Cronaca di un fallimento annunciato
La nostra storia inizia nel 2013.
I tempi sono difficili: la “Seconda repubblica” sembra finita, Beppe Grillo cavalca l’indignazione di milioni di italiani e proponendo la democrazia diretta consente ad anonimi ragazzi come Luigi di Maio di candidarsi in Parlamento.
Attraverso le “Parlamentarie”, il protagonista di una riedizione delle peggiori edizioni della Democrazia Cristiana, ottiene 189 voti e siccome le liste sono bloccate e il Movimento 5 Stelle è in ascesa, bastano per essere eletto, di conseguenza, alla Camera dei deputati.
Nonostante l’indiscutibile trionfo, il Movimento fondato da Beppe Grillo non ha i numeri per formare un governo e siccome la prassi istituzionale vuole che la vicepresidenza di una delle due camere spetti all’opposizione, Luigi Di Maio convince con il suo bel visino tutti. Quasi, tutti.
Quando il Parlamento si insediò dopo le elezioni, avevo diciannove anni e nonostante la giovane età ricordo molto bene di non aver mai avuto fiducia in tutti coloro che avevano promesso di “aprire il Parlamento come una scatoletta di tonno”.
Col senno di poi, i miei avvertimenti circa l’inadeguatezza di una classe dirigente che dirigente non era si sono rivelati fondati ma, nonostante ciò, fatico comunque a ritenermi soddisfatto; (avrebbe potuto ritenersi soddisfatta Cassandra, dopotutto?

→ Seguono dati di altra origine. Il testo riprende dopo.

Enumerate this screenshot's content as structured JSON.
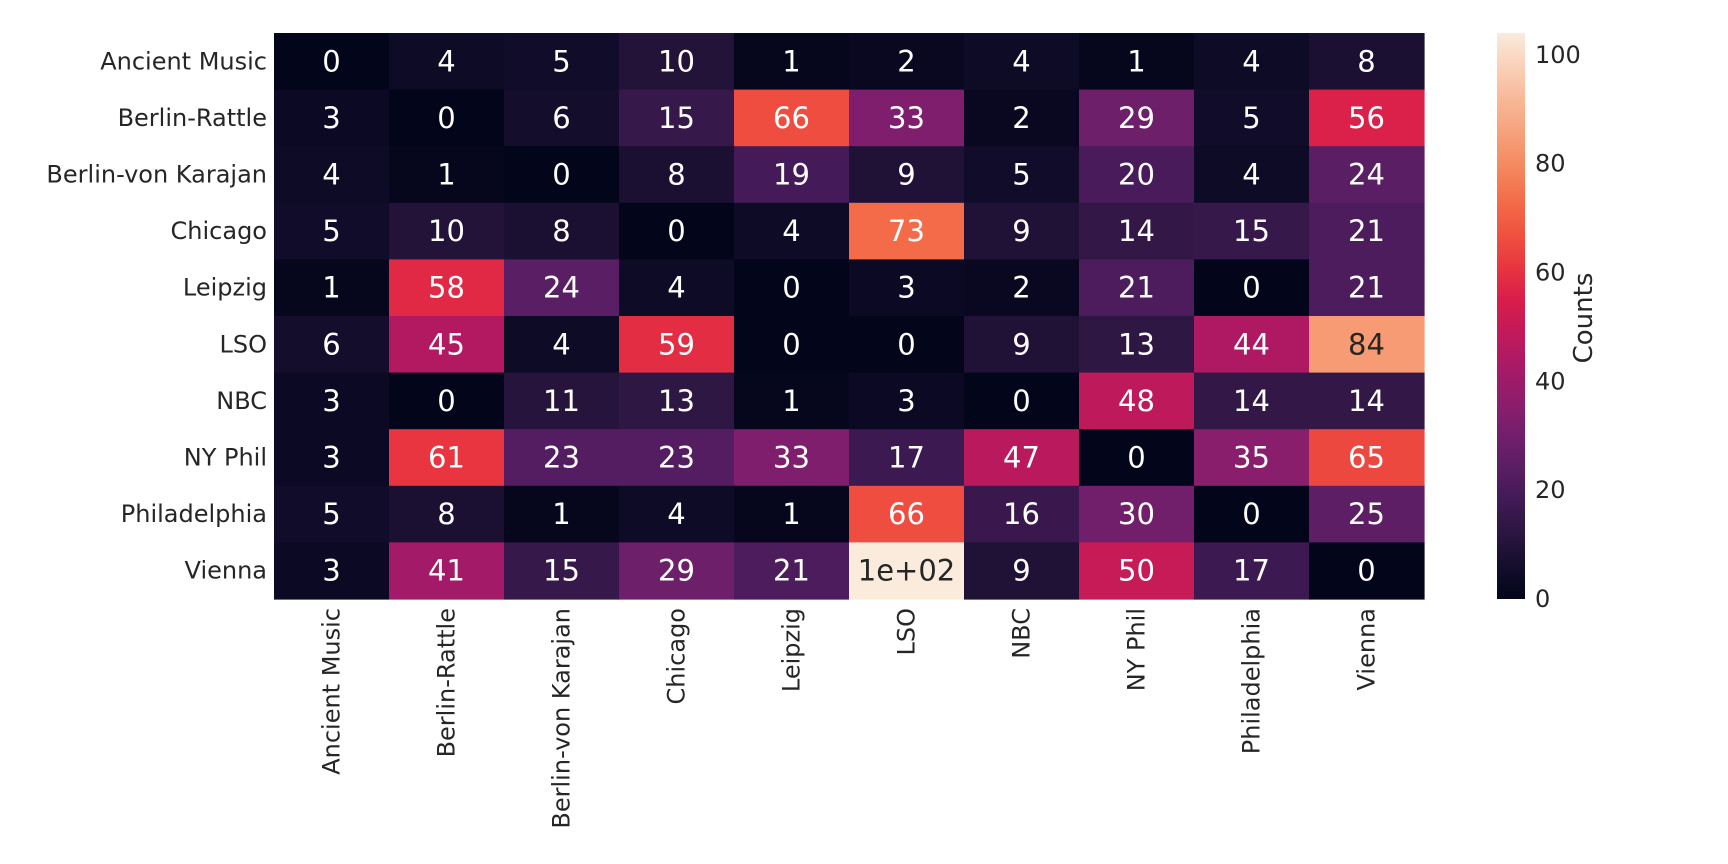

Non credo proprio) …
Osservare pertanto il disfacimento del Movimento 5 Stelle da un lato mi rallegra, certo, ma pensare al fatto che il peggio del peggio di quell’esperimento possa continuare ad avere un futuro politico mi preoccupa.
“Absit iniuria verbis”: Luigi Di Maio sarà pure una brava persona ma ciò che la sua storia rappresenta mi delude e mi fa arrabbiare e no, non mi riferisco al suo passato da “bibitaro” perché, sarò sincero, i miei ragionamenti nulla hanno a che vedere con chi ha (giustamente) fatto lavori manuali e meno qualificati; il mio ragionamento concerne, infatti, le competenze specifiche e il “modus” con il quale è stata interpretata la politica.
In principio “ognuno vale(va) uno”, le alleanze erano cosa morta, “mai con il partito di Bibbiano”, poi si è ceduto ad un’alleanza con la Lega di Matteo Salvini, al Partito Democratico e infine, al governo Draghi.
In principio, bisognava dire “no” al “mercato delle vacche” ma poi, come se non bastasse, si è traslocato dal maxi-ministero del lavoro e dello sviluppo economico a quello degli esteri con una tranquillità sconcertante che ha perfettamente spiegato l’inutilità di ogni forma di competenza diretta.
Interrogarsi quindi sulla credibilità di chi in dieci anni abbia fatto continuamente giravolte, non penso sia offensivo ma legittimo.
Sì, qualcuno potrebbe tranquillamente rinfacciarmi una strategia voluta per raggiungere comunque degli scopi ma facilmente potrei chiedere: quali scopi?
Il Reddito di cittadinanza, forse? Una misura che avrebbe dovuto “abolire la povertà” ma poi nulla ha potuto contro il crescere della stessa nel biennio 2020-2021?
Non scherziamo.
In conclusione, discutere del futuro di Luigi Di Maio credo sia effettivamente ridicolo (soprattutto alla luce del fatto che “Insieme per il futuro” non è che un ennesimo diversivo), tuttavia ribadisco la convinzione per cui il successo di Luigi Di Maio sia un insulto a tutti quei ragazzi (laureati e non) che nonostante il duro lavoro, i sacrifici e gli studi non riescono a conquistare delle opportunità che la politica, in primis, nega loro, dimenticandoli.
A tal proposito, la maglietta indossata da Francesco Intraguglielmo in occasione degli esami di Maturità (“La scuola fa schifo”) non andrebbe dimenticata e dileggiata dall’alto di una morale che per prima, pur volendo preservare le Istituzioni, le offende.
Lo sfogo di Francesco Intraguglielmo è stato appunto uno sfogo che rappresenta molti giovani, i quali (giustamente), di fronte una scuola profondamente contradditoria si domandano che senso abbia, ancora, studiare tanto per poi accettare spesso e volentieri salari miseri e non adeguati.
Come già ribadito, la politica (e Luigi Di Maio non è esente da questo) dovrebbe fare autocritica oggi stesso e appendere al chiodo, definitivamente, ogni forma di retorica.